Early forebrain development is a fascinating process and the fate of higher brain function but also the fate of visual perception largely depends on it. During gastrulation a single domain for the prospective telencephalon and a single eye field are localized in the anterior most region of the early neuroectoderm, the anterior neural plate (ANP). Importantly, these domains must be split as development proceeds, giving rise to two telencephalic lobes as well as to two optic vesicles, which are transformed into optic cups subsequently. Holoprosencephaly (HPE) unfortunately is a rather frequent developmental disorder of the forebrain, during which the separation of the early precursor domains is hampered. Clinical manifestation can vary a lot, including the accompanying ophthalmologic findings. Here we ask, whether anophthalmia is more severe than cyclopia, both being ophthalmologic findings in HPE. In this brief analysis, we make use of a recently established zebrafish model of HPE in which the early function of BMP antagonists is abrogated by the excessive induction of a BMP ligand.
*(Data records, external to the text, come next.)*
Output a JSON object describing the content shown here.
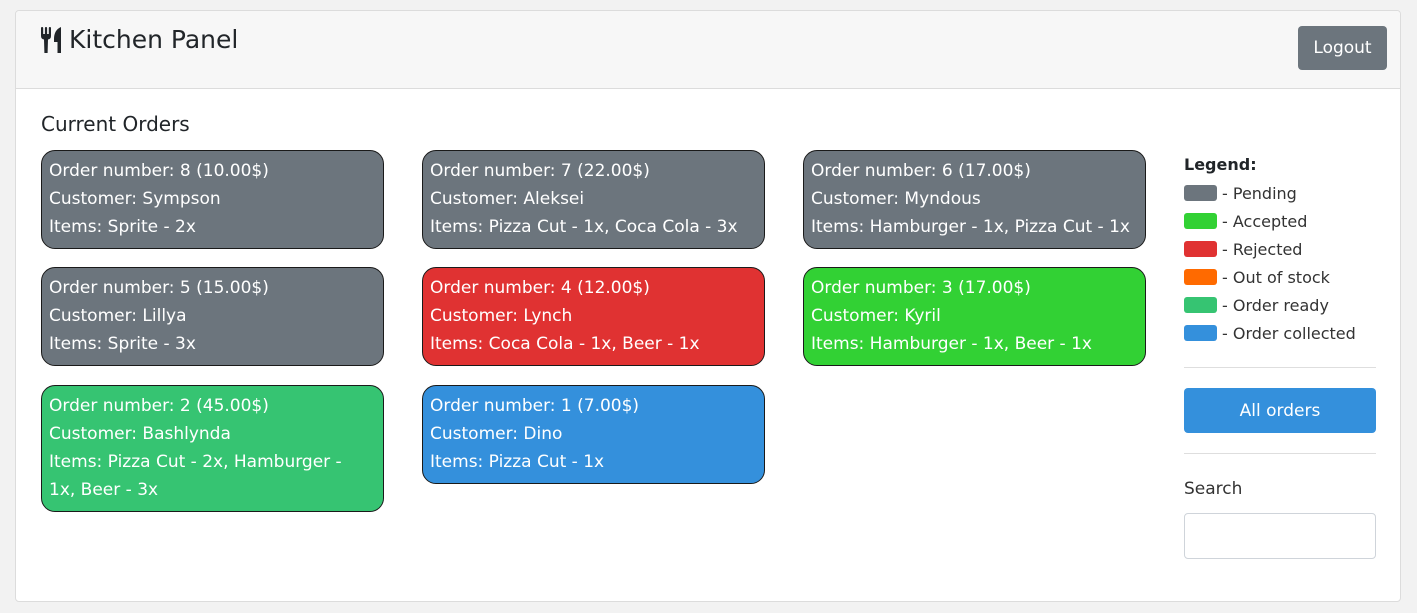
{
  "header": {
    "title": "Kitchen Panel",
    "icon": "utensils-icon",
    "logout_label": "Logout"
  },
  "main": {
    "section_title": "Current Orders",
    "orders": [
      {
        "status": "pending",
        "number_line": "Order number: 8 (10.00$)",
        "customer_line": "Customer: Sympson",
        "items_line": "Items: Sprite - 2x"
      },
      {
        "status": "pending",
        "number_line": "Order number: 7 (22.00$)",
        "customer_line": "Customer: Aleksei",
        "items_line": "Items: Pizza Cut - 1x, Coca Cola - 3x"
      },
      {
        "status": "pending",
        "number_line": "Order number: 6 (17.00$)",
        "customer_line": "Customer: Myndous",
        "items_line": "Items: Hamburger - 1x, Pizza Cut - 1x"
      },
      {
        "status": "pending",
        "number_line": "Order number: 5 (15.00$)",
        "customer_line": "Customer: Lillya",
        "items_line": "Items: Sprite - 3x"
      },
      {
        "status": "rejected",
        "number_line": "Order number: 4 (12.00$)",
        "customer_line": "Customer: Lynch",
        "items_line": "Items: Coca Cola - 1x, Beer - 1x"
      },
      {
        "status": "accepted",
        "number_line": "Order number: 3 (17.00$)",
        "customer_line": "Customer: Kyril",
        "items_line": "Items: Hamburger - 1x, Beer - 1x"
      },
      {
        "status": "ready",
        "number_line": "Order number: 2 (45.00$)",
        "customer_line": "Customer: Bashlynda",
        "items_line": "Items: Pizza Cut - 2x, Hamburger - 1x, Beer - 3x"
      },
      {
        "status": "collected",
        "number_line": "Order number: 1 (7.00$)",
        "customer_line": "Customer: Dino",
        "items_line": "Items: Pizza Cut - 1x"
      }
    ]
  },
  "sidebar": {
    "legend_title": "Legend:",
    "legend": [
      {
        "label": "- Pending",
        "color": "#6c757d"
      },
      {
        "label": "- Accepted",
        "color": "#32d134"
      },
      {
        "label": "- Rejected",
        "color": "#e03232"
      },
      {
        "label": "- Out of stock",
        "color": "#ff6a00"
      },
      {
        "label": "- Order ready",
        "color": "#36c472"
      },
      {
        "label": "- Order collected",
        "color": "#3490dc"
      }
    ],
    "all_orders_label": "All orders",
    "search_label": "Search",
    "search_value": "",
    "search_placeholder": ""
  },
  "colors": {
    "pending": "#6c757d",
    "accepted": "#32d134",
    "rejected": "#e03232",
    "out_of_stock": "#ff6a00",
    "order_ready": "#36c472",
    "order_collected": "#3490dc"
  }
}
An early induction was resulting in retinal progenitors being stuck in the forebrain with no eye being formed. We attenuated the induction protocol to investigate whether the anophthalmia phenotype could be changed into a cyclopic phenotype. We found synophthalmia and ocular hypotelorism, however, not cyclopia. Based on this we propose that anophthalmia and cyclopia are both the strongest ophthalmologic finding, however, depending on the type of HPE underlying.